Keep records where age > 21

In [None]:
# bracket operator
df.filter(df['age'] > 21).show()

In [None]:
# dot operator
df.filter(df.age > 21).show()

In [None]:
# column operator
from pyspark.sql.functions import col

df.filter(col('age') > 21).show()

Keep records subject to filters on name, then sort

In [None]:
from pyspark.sql.functions import asc

# alternatively using df.name instead of col("name")
df.filter((df.name == "Andy") | (df.name == "Michael")).sort(asc("name")).show()

Fetch records with age *null*

In [None]:
df.filter(col("age").isNull()).show() 

Fetch records with age *not null*

In [None]:
df.filter(col("age").isNotNull()).show() 

### where() is equivalent to filter()

In [None]:
df.where((df.name == "Andy") | (df.name == "Michael")).sort(asc("name")).show()

### Impute missing with 0 (just for illustration; not a great idea for this data)

In [None]:
df.fillna(0).show()

### Summarize the age field

In [None]:
df.describe("age").show()

---

### 9. Spark SQL Queries

The interface of SQL and DataFrames.    
To write SQL queries against DataFrames, first register DF as a `SQL temp view`, and then write the query.  
A temp view does not persist; it only lasts until the session ends.


**Example of SQL Query against DataFrame**

In [None]:
# register DataFrame as temp view with name "people"
df.createOrReplaceTempView("people")

# query the view
sqlDF = spark.sql("SELECT * FROM people where name == 'Andy'")
sqlDF.show()

---

### 10. Aggregate on columns

SQL functions can be loaded from this library: `pyspark.sql.functions`

We will load some stock data to demonstrate aggregation.

In [None]:
# import data types and functions
from pyspark.sql.types import StructType, StructField, TimestampType, StringType, LongType, FloatType
from pyspark.sql import functions as F

# set up schema
stock_schema = StructType([StructField('date',TimestampType(),False),
                           StructField('ticker',StringType(),False),
                           StructField('close',FloatType(),False),
                           StructField('adjusted_close',FloatType(),False),
                           StructField('volume',LongType(),False),
                         ])

In [None]:
# Read in stock data.

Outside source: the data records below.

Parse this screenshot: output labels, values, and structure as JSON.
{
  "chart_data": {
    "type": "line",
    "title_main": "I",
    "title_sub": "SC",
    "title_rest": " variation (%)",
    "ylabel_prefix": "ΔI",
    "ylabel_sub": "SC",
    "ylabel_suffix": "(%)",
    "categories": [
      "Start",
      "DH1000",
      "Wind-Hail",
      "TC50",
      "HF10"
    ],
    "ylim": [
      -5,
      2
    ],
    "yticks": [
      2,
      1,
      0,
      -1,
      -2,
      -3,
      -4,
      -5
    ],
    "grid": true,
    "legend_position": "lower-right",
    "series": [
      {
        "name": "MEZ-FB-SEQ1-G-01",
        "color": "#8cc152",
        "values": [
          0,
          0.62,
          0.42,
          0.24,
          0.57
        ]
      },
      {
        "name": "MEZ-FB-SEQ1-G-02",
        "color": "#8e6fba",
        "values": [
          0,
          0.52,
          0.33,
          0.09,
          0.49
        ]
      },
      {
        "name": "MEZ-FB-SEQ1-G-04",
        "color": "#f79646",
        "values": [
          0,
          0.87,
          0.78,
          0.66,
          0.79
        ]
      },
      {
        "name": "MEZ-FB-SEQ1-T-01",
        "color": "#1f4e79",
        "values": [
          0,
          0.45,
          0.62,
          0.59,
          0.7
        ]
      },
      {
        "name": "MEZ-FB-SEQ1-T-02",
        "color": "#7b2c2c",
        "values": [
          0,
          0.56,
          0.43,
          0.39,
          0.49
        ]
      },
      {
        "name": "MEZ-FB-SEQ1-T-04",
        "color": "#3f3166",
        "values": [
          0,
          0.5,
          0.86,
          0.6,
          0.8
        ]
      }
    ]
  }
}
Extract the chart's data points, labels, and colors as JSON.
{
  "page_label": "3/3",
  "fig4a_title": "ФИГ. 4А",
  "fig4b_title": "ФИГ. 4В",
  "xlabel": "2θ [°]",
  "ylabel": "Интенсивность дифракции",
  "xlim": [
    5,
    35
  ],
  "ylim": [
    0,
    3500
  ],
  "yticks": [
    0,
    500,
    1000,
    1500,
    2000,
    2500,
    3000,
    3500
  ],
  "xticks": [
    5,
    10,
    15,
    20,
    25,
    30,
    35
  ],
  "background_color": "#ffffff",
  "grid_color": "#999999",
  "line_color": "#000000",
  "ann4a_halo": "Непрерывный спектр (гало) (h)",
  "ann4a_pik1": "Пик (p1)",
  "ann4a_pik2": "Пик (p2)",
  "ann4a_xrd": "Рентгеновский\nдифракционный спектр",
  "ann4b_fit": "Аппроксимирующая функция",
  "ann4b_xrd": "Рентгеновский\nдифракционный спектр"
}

Source: Yahoo! finance
DATAPATH_STOCKS = '../data/amzn_msft_prices.csv'

df_stx = spark.read.csv(DATAPATH_STOCKS, header=True, schema=stock_schema)
df_stx.show()

In [None]:
# check the schema
df_stx.printSchema()

We will calculate some statistics on each stock:
- minimum closing price
- maximum closing price
- minimum volume
- maximum volume

**IMPORTANT NOTE**  
Do NOT use loops to aggregate data. Loops are run sequentially and do not harness parallelization.  
Using the `groupBy()` method will do the job using parallelization.  
It follows the split, apply, combine method:

- *Split* by one or more grouping variables
- *Apply* a function to the data parts
- *Combine* the result from each grouping level

In [None]:
agg_df = df_stx.groupBy("ticker").agg(F.min("close"), F.max("close"), F.min("volume"), F.max("volume"))
agg_df.show()

---

**TRY FOR YOURSELF (UNGRADED EXERCISES)**

1) Given the stock dataframe, use Spark SQL to select all AMZN records. 

In [None]:
# SOLUTION

# register stock dataFrame as temp view with name "stocks"
df_stx.createOrReplaceTempView("stocks")

# query the view
sqlDF = spark.sql("SELECT * FROM stocks where ticker == 'AMZN'")
sqlDF.show()

2) Given the stock dataframe, do an aggregation to compute minimum, mean, and maximum adjusted close for each stock.

In [None]:
df_stx.groupBy("ticker").agg(F.min("adjusted_close"), F.mean("adjusted_close"), F.max("adjusted_close")).show()

3) Select the date, ticker, and adjusted_close columns, saving this data as a parquet file.

In [None]:
df_stx.select("date","ticker","adjusted_close").write.save("stocks.parquet", format="parquet")

4) Load the parquet file into a new dataframe and verify that things look correct.

In [None]:
test = spark.read.load("stocks.parquet")
test.show()

---

### 11. Summary

You should now have a basic understanding of:

- Spark SQL
- DataFrames
- When to use DataFrames vs RDDs
- How to use some of the common transformations on DataFrames  

Given practice, you will gain comfort in selecting and processing data with Spark SQL and DataFrames, which is essential.

Additionally, you should have some sense of when DataFrames are preferred over RDDs, and vice versa.